GLADLY MYTHIC FROM HIS early days, William Faulkner became my Palladium: a mustachioed equivalent of the five-foot Barbie doll of Pallas made by Athene and kept in the citadel at Troy. On this Temple Drake of a girl with her legs squeezed tight together, and equipped with spear and distaff, the safety and well-being of Troy depended. She personified both virginity and war or, say, the military impenetrability of Troy itself. So long as Troy held on to this statue, Troy could not be taken; but, once Odysseus and Diomede, as some tales have it, had found the underground path into the citadel and seized the Palladium, Troy could be had, even if only by treachery. And it was, plundered and destroyed. My own cranky version of this myth has to do with how minimalists and their ilk, through a not so underground way, have plundered Faulkner and all he stands for, thus suburbanizing the American fiction of our time.
Such is one way of recapturing Palladian Faulkner from the days when my image of America was one of Benny Goodman, king of swing, rolled into one with Count Basie and Woody Herman. I no sooner read those Chatto and Windus pocket Faulkners in their blue and gold uniform than I was hooked, and the face of America was his, no longer that of the kings of swing. I began, I think, with Intruder in the Dust,
an odd overture, followed by Wild Palms and Old Man in one volume, alternating, and then The Sound and the Fury. I must have been eighteen because Intruder came out in 1948, and I now wonder what a little under-financed public library in an obscure coal-mining town bang in the middle of the Sitwell Derbyshire estate was doing with a hot-off-the-press Faulkner, who, from what I knew, was nowhere nearly as well established as Hemingway, although his stature increased like my physical one over the forties, even if not in France for he had always been revered in that educated country. The name of our exotic female librarian was Joyce Bramhall. Why was she accumulating Faulkner on his own shelf (by 1948 some ten volumes)? I see her now, leggy, with slightly swollen belly in a tweed skirt, her mouth a gash of scarlet, her glasses thick and opaque as if some tart secret infected the lenses. Her nails flashed scarlet too, her stiletto heels were huge, tottery and sleek. Was she La Belle Dame sans Something? A corncob woman? On I read, born addict who had at last found a drug more potent by far than swing. Only four years later I was reading Requiem for a Nun in New York City, a young Hamlet (my nickname then and there) at Columbia sent to roam Manhattan because I knew too much to be in William York Tindall’s elementary graduate seminar, as he himself described it.

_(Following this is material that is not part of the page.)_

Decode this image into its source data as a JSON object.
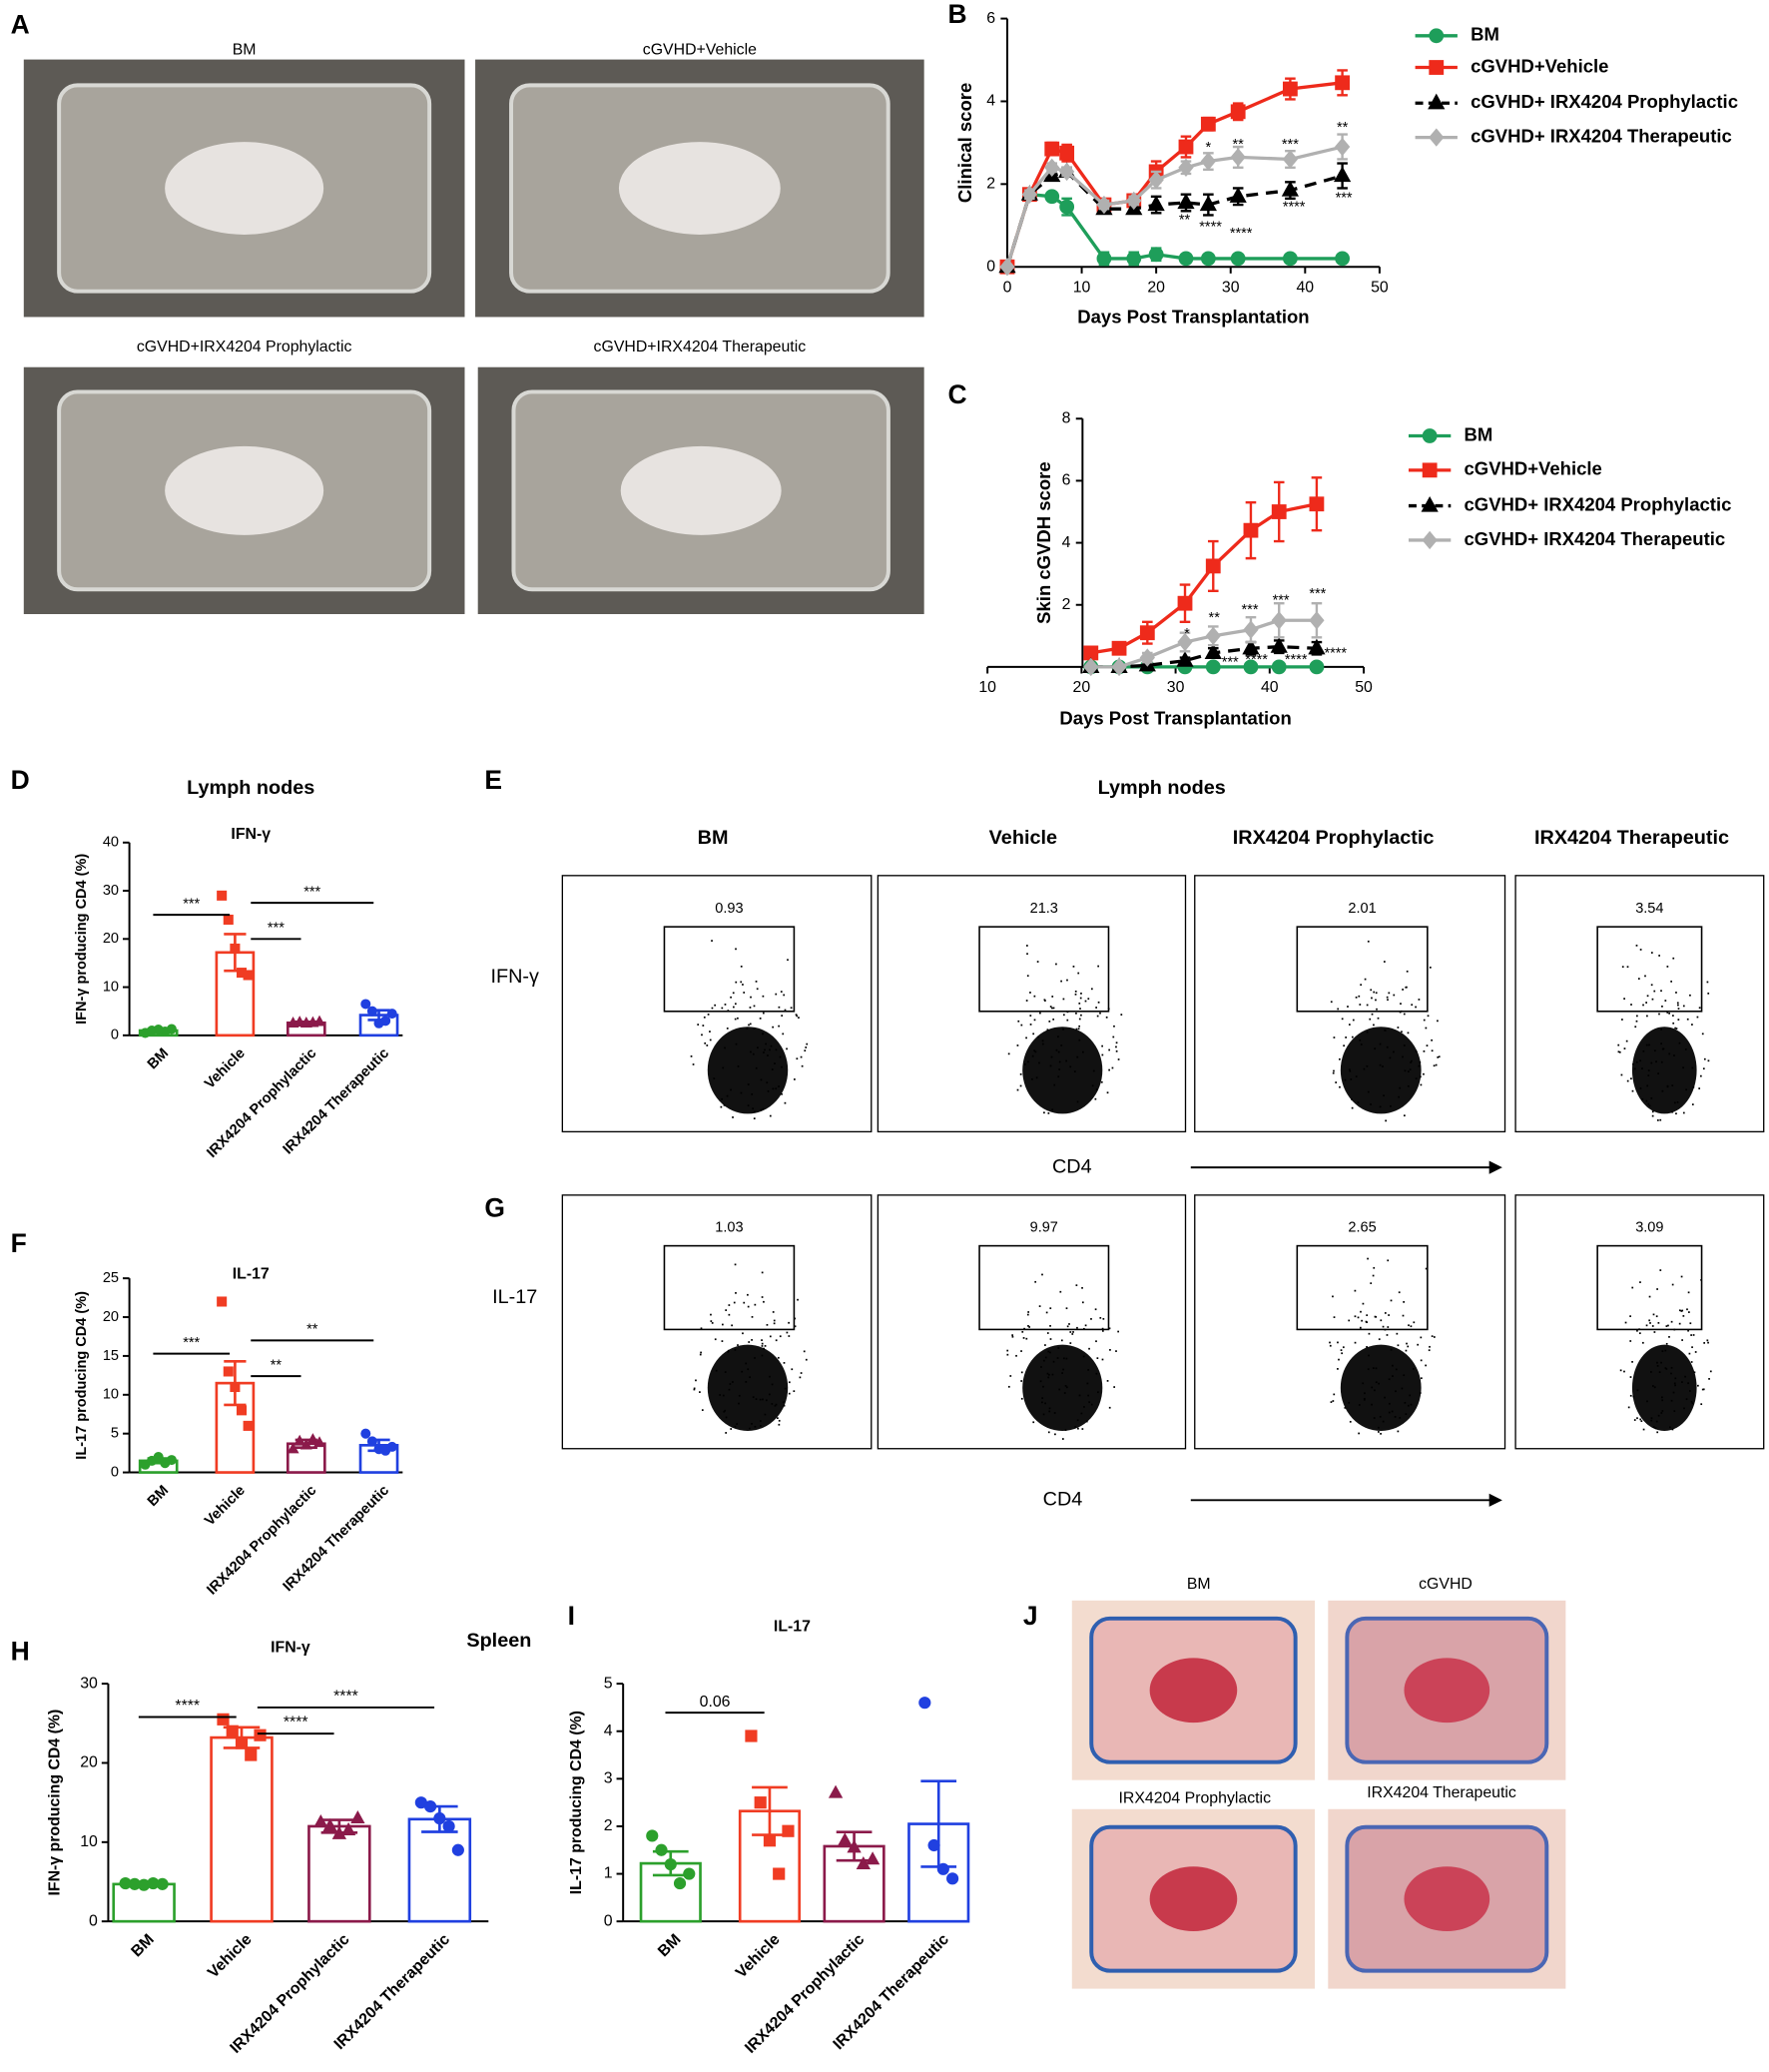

Thanks to Faulkner, to the very thought of him, between forty and fifty I began to feel unassailable in spite of everything. I wasn’t, of course, but I felt that way, enough to get on with my writing and to mop up like high-calorie gravy such praise as came my way. If you fix one eye on Faulkner and the other on Melville, and you remember some of what Keats said about negative capability, you can just about manage to commit the delectable autonomy known as writing for its own sake—for the glory, the rebirth, the illusion of doing what nobody has ever done before. There’s nothing more unassailable than that, even as things fall apart around you and you see the fruitflies ascending to power without composing so much as a paragraph. Vary the image a bit, amassing the bestiary of the foul, and you can add Zola’s toad of disgust, which he said you have to swallow every morning before getting on with the work. Swallow it, note the hegemony of the fruitflies, and indeed the demise of yet another noble unicorn gone to roost in Paris or now plying trade on Wall Street, and you then become clear enough to write for the next few hours as if the world were waiting for your sun to rise and would do nothing serious without you. That’s the feeling, the pumped-up, inspired elation that lofts you—me—from novel to novel even while the tweetie-pies of Stodge College, Oxbridge cough up some dark perilous matter and plaster it into their album of envious sorrow.